There were wrong turns taken confidently. Mud encountered unexpectedly. Wind that made forward progress questionable at best and rain it always seemed to rain when on the ranges.
And then there were those moments when plans simply didn’t survive contact with reality weather closing in, visibility disappearing, or energy levels saying “today is not the day.”
Those moments matter. They keep Walking and Exploring grounded. They remind me and hopefully others that adventure does not require perfection. It requires adaptability and a sense of humour.
Looking Ahead: The 2026 Fan Dance Challenge
As one chapter closes, another begins.
In June 2026, I will take on the Fan Dance—a serious test of endurance, navigation, and mountaincraft. It is not a challenge to approach lightly. The Fan Dance demands respect, preparation, and accountability.
Training has already begun:
Structured hill work.
Navigation refreshers.
Fitness with purpose, not ego.
This challenge is not about proving anything. It is about continuing the journey, raising money for Cancer Research, raising awareness, and showing that disciplined preparation opens doors to experiences that once felt out of reach.
I will share the build-up honestly: the training days that go well, and the ones that don’t. Because authenticity matters, especially when the stakes are higher.
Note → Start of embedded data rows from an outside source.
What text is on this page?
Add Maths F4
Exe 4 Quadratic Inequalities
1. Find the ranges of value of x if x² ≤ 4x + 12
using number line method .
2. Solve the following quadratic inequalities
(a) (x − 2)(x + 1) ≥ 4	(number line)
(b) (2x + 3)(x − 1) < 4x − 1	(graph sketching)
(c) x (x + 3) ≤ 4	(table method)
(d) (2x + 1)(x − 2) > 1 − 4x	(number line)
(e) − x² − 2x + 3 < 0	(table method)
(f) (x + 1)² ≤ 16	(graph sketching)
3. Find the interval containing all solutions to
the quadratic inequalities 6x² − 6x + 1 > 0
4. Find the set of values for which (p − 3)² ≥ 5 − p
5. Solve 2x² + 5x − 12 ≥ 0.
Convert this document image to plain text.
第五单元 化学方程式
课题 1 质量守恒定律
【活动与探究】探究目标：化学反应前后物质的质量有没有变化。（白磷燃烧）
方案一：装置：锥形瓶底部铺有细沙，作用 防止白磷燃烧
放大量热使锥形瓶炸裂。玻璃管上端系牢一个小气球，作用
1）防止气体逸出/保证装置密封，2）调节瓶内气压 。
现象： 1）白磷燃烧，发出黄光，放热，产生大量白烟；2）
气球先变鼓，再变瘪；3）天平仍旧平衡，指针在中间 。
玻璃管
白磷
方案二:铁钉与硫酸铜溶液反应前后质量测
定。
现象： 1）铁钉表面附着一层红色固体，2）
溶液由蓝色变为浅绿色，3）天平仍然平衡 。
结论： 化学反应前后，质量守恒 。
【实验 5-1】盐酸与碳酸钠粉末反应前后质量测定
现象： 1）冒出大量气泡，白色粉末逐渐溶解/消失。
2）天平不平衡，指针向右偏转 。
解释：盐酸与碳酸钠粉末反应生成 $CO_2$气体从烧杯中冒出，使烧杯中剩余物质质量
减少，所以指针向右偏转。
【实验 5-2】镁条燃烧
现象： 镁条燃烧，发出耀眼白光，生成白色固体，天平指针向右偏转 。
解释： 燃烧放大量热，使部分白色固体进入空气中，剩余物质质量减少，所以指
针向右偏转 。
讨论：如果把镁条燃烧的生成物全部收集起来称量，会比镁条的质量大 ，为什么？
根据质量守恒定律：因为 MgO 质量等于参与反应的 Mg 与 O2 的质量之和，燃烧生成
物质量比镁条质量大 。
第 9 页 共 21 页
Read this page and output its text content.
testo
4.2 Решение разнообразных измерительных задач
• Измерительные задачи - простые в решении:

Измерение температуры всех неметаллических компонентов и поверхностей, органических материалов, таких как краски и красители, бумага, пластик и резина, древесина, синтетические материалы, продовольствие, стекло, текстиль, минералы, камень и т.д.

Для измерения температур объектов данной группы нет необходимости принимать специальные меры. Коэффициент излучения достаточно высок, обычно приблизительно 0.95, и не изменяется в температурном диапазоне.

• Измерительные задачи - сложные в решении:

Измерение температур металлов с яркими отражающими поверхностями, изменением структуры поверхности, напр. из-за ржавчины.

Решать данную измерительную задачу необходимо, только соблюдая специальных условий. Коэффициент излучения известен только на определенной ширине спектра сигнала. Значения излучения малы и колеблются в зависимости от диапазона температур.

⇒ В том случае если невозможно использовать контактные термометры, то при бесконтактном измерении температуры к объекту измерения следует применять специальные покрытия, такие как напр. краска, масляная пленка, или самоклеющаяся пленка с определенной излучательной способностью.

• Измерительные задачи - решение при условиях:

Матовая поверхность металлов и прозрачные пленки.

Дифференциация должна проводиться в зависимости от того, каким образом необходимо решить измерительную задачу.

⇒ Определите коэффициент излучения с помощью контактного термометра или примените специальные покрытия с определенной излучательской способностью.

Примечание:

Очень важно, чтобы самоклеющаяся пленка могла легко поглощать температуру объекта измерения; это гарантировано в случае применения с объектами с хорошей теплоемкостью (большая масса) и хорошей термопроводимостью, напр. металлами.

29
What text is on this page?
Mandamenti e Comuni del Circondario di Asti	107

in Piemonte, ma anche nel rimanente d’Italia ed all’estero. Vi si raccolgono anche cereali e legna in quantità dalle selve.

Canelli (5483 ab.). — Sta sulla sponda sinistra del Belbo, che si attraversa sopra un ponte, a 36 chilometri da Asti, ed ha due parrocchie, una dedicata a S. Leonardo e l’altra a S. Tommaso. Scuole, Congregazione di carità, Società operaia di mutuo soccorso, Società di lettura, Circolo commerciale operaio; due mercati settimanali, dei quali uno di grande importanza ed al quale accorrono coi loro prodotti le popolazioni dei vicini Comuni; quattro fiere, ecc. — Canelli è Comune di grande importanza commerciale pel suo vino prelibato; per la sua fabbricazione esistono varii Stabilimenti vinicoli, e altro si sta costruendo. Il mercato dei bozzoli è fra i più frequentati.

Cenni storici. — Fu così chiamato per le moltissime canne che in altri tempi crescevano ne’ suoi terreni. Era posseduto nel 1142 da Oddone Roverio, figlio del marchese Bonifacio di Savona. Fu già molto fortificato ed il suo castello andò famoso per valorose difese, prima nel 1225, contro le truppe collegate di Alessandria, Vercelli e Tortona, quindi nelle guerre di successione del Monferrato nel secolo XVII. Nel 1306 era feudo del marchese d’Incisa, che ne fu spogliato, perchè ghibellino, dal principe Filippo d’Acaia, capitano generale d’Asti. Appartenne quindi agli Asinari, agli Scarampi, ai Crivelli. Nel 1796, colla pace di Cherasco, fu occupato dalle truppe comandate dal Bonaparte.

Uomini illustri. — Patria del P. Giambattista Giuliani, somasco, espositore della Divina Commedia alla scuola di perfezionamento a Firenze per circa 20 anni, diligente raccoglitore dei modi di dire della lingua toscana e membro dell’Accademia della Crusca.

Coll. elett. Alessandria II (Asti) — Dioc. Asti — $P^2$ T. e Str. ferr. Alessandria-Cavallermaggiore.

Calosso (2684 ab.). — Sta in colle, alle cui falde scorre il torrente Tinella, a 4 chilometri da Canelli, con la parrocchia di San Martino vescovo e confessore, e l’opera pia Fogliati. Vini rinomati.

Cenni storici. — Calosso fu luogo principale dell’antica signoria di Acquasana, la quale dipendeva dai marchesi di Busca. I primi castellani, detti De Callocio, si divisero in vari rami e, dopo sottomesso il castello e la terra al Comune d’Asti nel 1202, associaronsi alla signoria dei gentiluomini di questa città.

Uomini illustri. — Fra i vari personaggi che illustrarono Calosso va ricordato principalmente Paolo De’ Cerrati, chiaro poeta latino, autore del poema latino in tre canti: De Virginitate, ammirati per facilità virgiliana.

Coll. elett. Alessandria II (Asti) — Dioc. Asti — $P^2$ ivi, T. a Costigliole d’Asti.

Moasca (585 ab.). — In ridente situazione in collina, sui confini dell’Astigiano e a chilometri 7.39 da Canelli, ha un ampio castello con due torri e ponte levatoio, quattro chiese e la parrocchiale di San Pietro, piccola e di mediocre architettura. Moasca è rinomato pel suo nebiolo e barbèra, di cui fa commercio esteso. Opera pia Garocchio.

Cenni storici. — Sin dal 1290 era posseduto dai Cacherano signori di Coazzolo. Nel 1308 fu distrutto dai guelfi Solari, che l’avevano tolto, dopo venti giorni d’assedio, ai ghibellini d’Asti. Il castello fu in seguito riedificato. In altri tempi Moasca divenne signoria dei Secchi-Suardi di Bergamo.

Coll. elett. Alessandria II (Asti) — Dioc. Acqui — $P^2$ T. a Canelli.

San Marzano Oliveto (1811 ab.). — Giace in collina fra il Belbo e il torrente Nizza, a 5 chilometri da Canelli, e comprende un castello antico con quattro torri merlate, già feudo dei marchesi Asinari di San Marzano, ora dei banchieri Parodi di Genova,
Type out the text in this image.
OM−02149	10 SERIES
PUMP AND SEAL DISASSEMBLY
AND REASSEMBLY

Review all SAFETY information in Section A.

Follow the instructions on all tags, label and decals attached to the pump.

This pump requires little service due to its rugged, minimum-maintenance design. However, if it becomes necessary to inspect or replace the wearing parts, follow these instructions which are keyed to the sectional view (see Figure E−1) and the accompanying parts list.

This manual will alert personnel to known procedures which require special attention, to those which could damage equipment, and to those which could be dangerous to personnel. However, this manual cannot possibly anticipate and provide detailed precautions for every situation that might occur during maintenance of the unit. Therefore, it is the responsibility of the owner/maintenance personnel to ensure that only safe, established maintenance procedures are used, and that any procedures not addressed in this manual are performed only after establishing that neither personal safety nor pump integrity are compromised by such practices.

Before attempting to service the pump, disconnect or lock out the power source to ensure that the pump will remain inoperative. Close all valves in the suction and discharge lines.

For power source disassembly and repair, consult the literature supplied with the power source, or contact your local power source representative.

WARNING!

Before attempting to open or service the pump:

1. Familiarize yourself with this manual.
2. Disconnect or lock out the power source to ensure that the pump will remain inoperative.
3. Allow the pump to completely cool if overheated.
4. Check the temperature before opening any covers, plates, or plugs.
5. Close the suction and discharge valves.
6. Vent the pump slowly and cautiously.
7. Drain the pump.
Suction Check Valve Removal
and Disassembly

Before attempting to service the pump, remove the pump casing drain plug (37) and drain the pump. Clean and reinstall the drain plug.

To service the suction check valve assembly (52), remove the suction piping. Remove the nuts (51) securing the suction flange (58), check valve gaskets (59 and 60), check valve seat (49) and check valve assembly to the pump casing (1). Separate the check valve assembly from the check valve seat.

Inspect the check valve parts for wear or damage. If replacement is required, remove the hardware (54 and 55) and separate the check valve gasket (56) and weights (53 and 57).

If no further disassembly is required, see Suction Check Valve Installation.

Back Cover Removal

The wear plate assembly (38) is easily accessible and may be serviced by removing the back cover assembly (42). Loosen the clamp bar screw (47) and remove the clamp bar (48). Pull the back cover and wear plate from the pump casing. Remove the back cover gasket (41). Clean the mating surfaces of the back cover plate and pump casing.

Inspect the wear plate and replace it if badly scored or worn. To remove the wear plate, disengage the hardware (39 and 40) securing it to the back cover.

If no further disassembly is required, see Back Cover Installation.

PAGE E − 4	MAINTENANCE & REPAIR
Gratitude, Growth, and What Comes Next
Walking and Exploring is not just about where I go it is about the community that walks alongside me.
To everyone who followed, supported, donated, commented, shared stories, or simply said “keep going”: thank you. This year was shaped as much by encouragement as by effort.
2025 proved something important to me. Progress is built one step at a time. Big challenges are simply small decisions repeated consistently. And adventure is always available to those willing to begin.
As I head into the mountains at the end of this year and step forward into 2026, I carry every lesson, every mile, and every memory with me.
And I will leave you with the words that continue to guide everything I do:
Remember, every journey starts with a first step.